Name: Yoshi
A bit of a background on me, if it matters, is I' m white. I live in Canada and my son is a year and a half. I' m aware that' s not a schoolgoer age, but ' parenting' seemed suitable out of all the other categories.
My issue is that... being white and living in Canada where child abuse is a huge issue, whenever the issue of me smacking my own son is brought up with anybody of the same skin colour as me I find they gawk. That' s why I searched for an Indian parenting site because I know in India, atleast, hitting your child isn' t a legal issue.
I' ll give you some background on my son. He' s very well rounded, happy, grounded. A bit flinchy, as to be expected, but I get compliments all the time with how gentle and well behaved he is. Being a year and a half he obviously has melt downs and rarely listens. To be expected. Other than that he' s a very happy little boy who rarely cries [although whines often] and does very well with me in my care.

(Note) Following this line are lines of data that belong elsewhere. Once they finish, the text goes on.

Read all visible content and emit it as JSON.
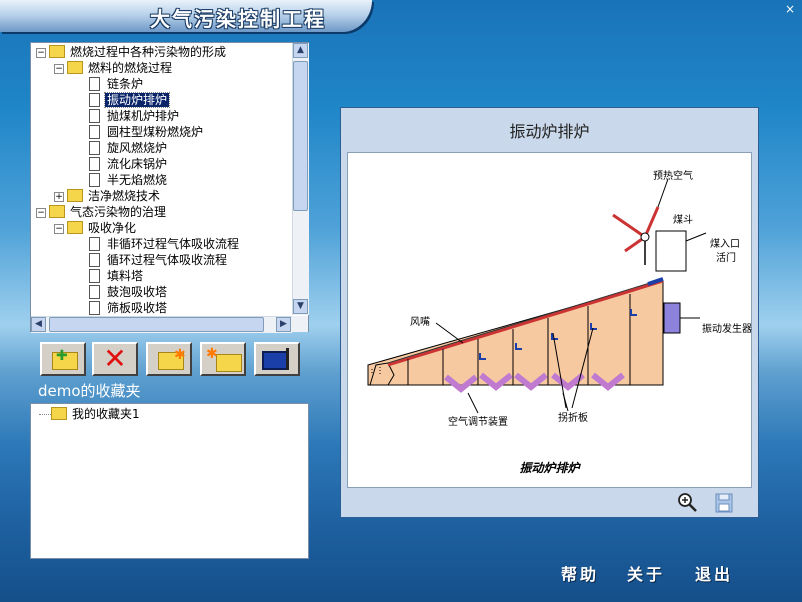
{
  "app": {
    "title": "大气污染控制工程",
    "close_symbol": "×"
  },
  "tree": {
    "items": [
      {
        "label": "燃烧过程中各种污染物的形成",
        "level": 0,
        "type": "folder",
        "expander": "−"
      },
      {
        "label": "燃料的燃烧过程",
        "level": 1,
        "type": "folder",
        "expander": "−"
      },
      {
        "label": "链条炉",
        "level": 2,
        "type": "doc"
      },
      {
        "label": "振动炉排炉",
        "level": 2,
        "type": "doc",
        "selected": true
      },
      {
        "label": "抛煤机炉排炉",
        "level": 2,
        "type": "doc"
      },
      {
        "label": "圆柱型煤粉燃烧炉",
        "level": 2,
        "type": "doc"
      },
      {
        "label": "旋风燃烧炉",
        "level": 2,
        "type": "doc"
      },
      {
        "label": "流化床锅炉",
        "level": 2,
        "type": "doc"
      },
      {
        "label": "半无焰燃烧",
        "level": 2,
        "type": "doc"
      },
      {
        "label": "洁净燃烧技术",
        "level": 1,
        "type": "folder",
        "expander": "+"
      },
      {
        "label": "气态污染物的治理",
        "level": 0,
        "type": "folder",
        "expander": "−"
      },
      {
        "label": "吸收净化",
        "level": 1,
        "type": "folder",
        "expander": "−"
      },
      {
        "label": "非循环过程气体吸收流程",
        "level": 2,
        "type": "doc"
      },
      {
        "label": "循环过程气体吸收流程",
        "level": 2,
        "type": "doc"
      },
      {
        "label": "填料塔",
        "level": 2,
        "type": "doc"
      },
      {
        "label": "鼓泡吸收塔",
        "level": 2,
        "type": "doc"
      },
      {
        "label": "筛板吸收塔",
        "level": 2,
        "type": "doc"
      }
    ]
  },
  "favorites": {
    "title": "demo的收藏夹",
    "items": [
      {
        "label": "我的收藏夹1"
      }
    ]
  },
  "viewer": {
    "title": "振动炉排炉",
    "caption": "振动炉排炉",
    "labels": {
      "preheat_air": "预热空气",
      "coal_hopper": "煤斗",
      "coal_inlet": "煤入口",
      "movable_door": "活门",
      "tuyere": "风嘴",
      "vibration_generator": "振动发生器",
      "air_regulator": "空气调节装置",
      "baffle": "拐折板"
    }
  },
  "nav": {
    "help": "帮助",
    "about": "关于",
    "exit": "退出"
  },
  "colors": {
    "furnace_fill": "#f7c9a0",
    "selection": "#0a246a",
    "accent_blue": "#1d5f9f"
  }
}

I' ve been smacking my son for months. Sometimes, for sure out of anger. Especially when it' s across the face. I have an inner dilemma about this though because I fear he may be taken away from me for my beliefs. I go against what Canada tells me and I believe that a good child is raised to know that being stupid and not listening gets a smack. Whether you like it or not. That doesn' t mean I won' t be there for you when you fall or that I hate you. It simply means you were out of line, got hit and life goes on. He seems to hold no grudges and still gives snuggles. He' s happy to see me when I go and grab him and is happy to share anything with me. When he melts down sometimes I just talk to him but if I' ve had enough sometimes I' m more than happy to give him a reason to be crying.
[my son just came over to sit in my lap and watch while I type this.]
I do feel a little two faced though... because out in public I need to be this calm person who utilizes time outs all the time. I do use time outs at home as well, and often. But I' m unable to give him a smack, as I call it, for fear others may call Social Services and attempt to have my child taken away.
I know I' m not a bad mother because my son trusts me. He KNOWS I love him and knows he can depend on me.
Also, if I' ve hit him too hard or for a reason I realize once I' ve calmed down was purely stupid and definately not worthy of a smack across the mouth/face then I give him a big hug and apologize immidiately. I don' t feel at all I' m above that. I do definately feel he deserves common human respect just like anybody else in the world does.
Although this is not the entire story, I feel anything more would make this post too long to respond to. In the end, do you feel it' s alright and a positive experience to teach a child, even as young as a year, the reality of the world and that they cannot get away with being bad without feeling the pain associated with that? Do you feel this creates damaged adults?
I would like to close with I do think I' m a good parent. I feel well rounded. My son comes to me for comfort and punishment. To be read to and to be yelled at. To be loved and to be disciplined.
Also I' m not trying to imply that I think all Indians/people of other cultures hit their children or go along with other cultural standards. I merely felt I may be easier received by a culture where ' beatings' are more accepted. I don' t ' beat' my child either. I don' t hit him for minutes or hours on end. These are one time smacks.
Any feed back is well appreciated. :3 Thank you.